Defining Digital

Defining Digital

Since joining the Local Government Digital Team a few months ago, I have noticed that colleagues across local authorities and other public bodies in Wales refer to digital in different ways. I have found ‘digital’ to be used interchangeably with IT. I wanted to take the time to share the difference and why you would not want me to try to fix faulty hardware in a school!

In this blog, I will try to define what digital is and clear the blurred lines between digital and IT.

Defining Digital

Digital is focussed on the human. In its simplest form, it is about identifying a person’s unserved needs to create value for that person.

It is important to define what is meant by ‘needs’ in the above definition. This is something that can be confusing, even for digital professionals. The needs of a user/human/person/individual is the job or activity they are trying to complete, not the product or service they are using to complete it.

Humans are not loyal to a product or service, they are loyal to the job that the product or service helps them to do.

A good example to highlight this point is music.

When I was growing up I would have a stack of CD’s in my bedroom, my favourite being Performance and Cocktails by Stereophonics because my favourite song was ‘c’est la vie’. The reason I had those CDs in my room is not because I wanted to have shiny, plastic disks lying around. It was because it did a job for me, which was enabling me to listen to c’est la vie. Now, I don’t use any CDs, I stream music from the cloud on my phone. Both CDs and cloud streaming enable me to do the same job, indulge in music, but cloud streaming doesn’t need me to have physical disks, a CD player plugged into the wall, or extra time to go and buy something physically, which makes it better. In this example, cloud streaming has identified my needs, some of which I was and some of which I was not aware of, and then served these needs in an improved way than CDs ever could. This is what digital is all about. needs, some of which I was and some of which I was not aware of, and then served these needs in an improved way than CDs ever could. This is what the definition of digital is all about.

Now that needs are defined, I am going to explain how we, as a digital team for local government, identify the needs of citizens in Wales and then design solutions to address them.

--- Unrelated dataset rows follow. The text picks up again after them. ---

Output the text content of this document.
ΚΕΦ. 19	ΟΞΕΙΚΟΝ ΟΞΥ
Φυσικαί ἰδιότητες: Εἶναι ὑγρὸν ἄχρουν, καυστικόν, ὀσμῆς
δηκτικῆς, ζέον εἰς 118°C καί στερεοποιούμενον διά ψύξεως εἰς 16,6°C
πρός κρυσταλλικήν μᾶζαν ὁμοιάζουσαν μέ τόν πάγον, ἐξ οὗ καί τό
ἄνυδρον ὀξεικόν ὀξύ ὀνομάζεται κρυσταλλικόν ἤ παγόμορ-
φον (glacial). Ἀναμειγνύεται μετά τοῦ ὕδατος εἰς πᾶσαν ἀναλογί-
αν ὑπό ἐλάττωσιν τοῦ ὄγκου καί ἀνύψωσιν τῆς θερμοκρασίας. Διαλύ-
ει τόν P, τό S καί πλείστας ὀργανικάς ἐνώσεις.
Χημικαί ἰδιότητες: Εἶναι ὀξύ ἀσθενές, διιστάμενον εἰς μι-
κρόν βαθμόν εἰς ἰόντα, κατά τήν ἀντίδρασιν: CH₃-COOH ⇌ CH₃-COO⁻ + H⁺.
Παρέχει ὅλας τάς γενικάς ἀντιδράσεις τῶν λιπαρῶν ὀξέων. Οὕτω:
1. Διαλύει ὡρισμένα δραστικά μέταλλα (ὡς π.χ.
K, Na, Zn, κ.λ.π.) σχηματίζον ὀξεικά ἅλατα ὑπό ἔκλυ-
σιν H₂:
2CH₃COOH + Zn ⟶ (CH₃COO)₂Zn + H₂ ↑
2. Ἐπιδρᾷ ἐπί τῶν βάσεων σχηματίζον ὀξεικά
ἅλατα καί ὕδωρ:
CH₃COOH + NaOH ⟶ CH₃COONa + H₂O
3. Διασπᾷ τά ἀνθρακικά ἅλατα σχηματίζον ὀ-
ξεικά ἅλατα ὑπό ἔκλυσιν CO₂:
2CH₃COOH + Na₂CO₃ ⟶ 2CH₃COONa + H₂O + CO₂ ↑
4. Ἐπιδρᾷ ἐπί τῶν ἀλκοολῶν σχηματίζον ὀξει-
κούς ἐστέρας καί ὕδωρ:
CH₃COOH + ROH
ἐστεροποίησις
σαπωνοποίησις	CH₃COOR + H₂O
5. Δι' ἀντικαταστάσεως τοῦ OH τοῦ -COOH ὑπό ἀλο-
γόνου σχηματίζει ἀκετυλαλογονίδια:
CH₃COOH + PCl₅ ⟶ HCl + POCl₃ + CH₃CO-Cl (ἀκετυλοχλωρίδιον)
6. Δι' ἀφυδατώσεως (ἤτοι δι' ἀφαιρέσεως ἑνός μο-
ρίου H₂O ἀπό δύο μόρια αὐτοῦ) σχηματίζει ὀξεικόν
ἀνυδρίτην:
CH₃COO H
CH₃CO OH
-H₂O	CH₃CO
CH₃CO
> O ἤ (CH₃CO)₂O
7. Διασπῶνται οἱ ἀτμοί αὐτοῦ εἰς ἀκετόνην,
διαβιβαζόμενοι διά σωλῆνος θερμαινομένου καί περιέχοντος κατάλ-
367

Our approach, which is one of three main themes in our strategy, is human-centred design. Human-Centred Design is a process that starts with the person we are designing the solution for, and repeatedly engages with them at different stages of the journey, ensuring that the solution we create addresses their needs. The steps we complete are as follows:

  • Define the customer. There can be multiple customers all with very different needs. For us, this would usually be the case and our customers will be the citizens and local authorities.
  • Empathise with customers. Truly understand what the needs of the customers are. To do this, we would conduct user research through various methods like focus groups, interviews, desktop research for example.
  • Define the need. Phrase the unserved need in a way that encourages creativity in how it can be addressed. This means avoiding solutions. For example, the need is that the customer wants to listen to “C’est La Vie” with less barriers. Not, the customer needs a wireless CD player.
  • Conduct competitor analysis. Are there already solutions that resolve the unserved need available. If so, an assessment of the solution will need to be conducted, for example, what is the reputation of the company, are the solutions affordable, is the solution inclusive.
  • Ideation. This is most digital practitioners’ favourite part of the process. The ideation stage involves getting together all of the project team, presenting the problem or need that has just been defined, and then offering up ideas to address the need. At this stage all ideas should be welcomed and built upon.
  • Prototype. The chosen solution will need to be prototyped and tested with customers. This is where we will test whether we are designing a solution that is desired, if not, we would need to go back to the user research stage.
  • Test and Iterate. When developing the solution, we will keep going back to users to understand any needs we are not addressing and how usable our solution is. This is an opportunity to keep improving the solution to make it optimum for the task.
  • Go Live. Once the service or solution has gone live many organisations will stop monitoring it. This is not what a digital team should do. The team should regularly assess how successful the solution is with quantitative and qualitative measures to ensure the solution remains fit for purpose.

I hope in those 8 steps you noticed how many times I mentioned the customer. That is what digital is, to repeat what I wrote earlier, digital is all about the human. 

Definition of Digital in IT 

IT (Information Technology) refers to anything related to technology, such as networking, hardware, software, the internet, or the people that work with these technologies.

IT is an integral part to every organisation as it supports every service, communication, or organisational action. If you stop and think about all the times you have engaged with technology today, all of those times will be supported by an IT team within an organisation. When it comes to Local Authorities, IT teams are hugely important as they do not just support the technological infrastructure of their own organisation, but also organisations like schools, town halls, social service centres and so on.

IT enables digital solutions. This is the difference between the two. Digital teams can design the best solutions in the world but if they do not have an IT team to support that vision, nothing will come of it. Likewise, IT teams can implement the best platforms and systems, but without a digital team to design what the solution should be like for users, it is just a system.

Digital vs. IT

In summary, Digital and IT teams work closely together. However, they are very different teams that perform very different roles. IT teams support organisational actions, they are enablers, whereas Digital teams focus on people, they are designers.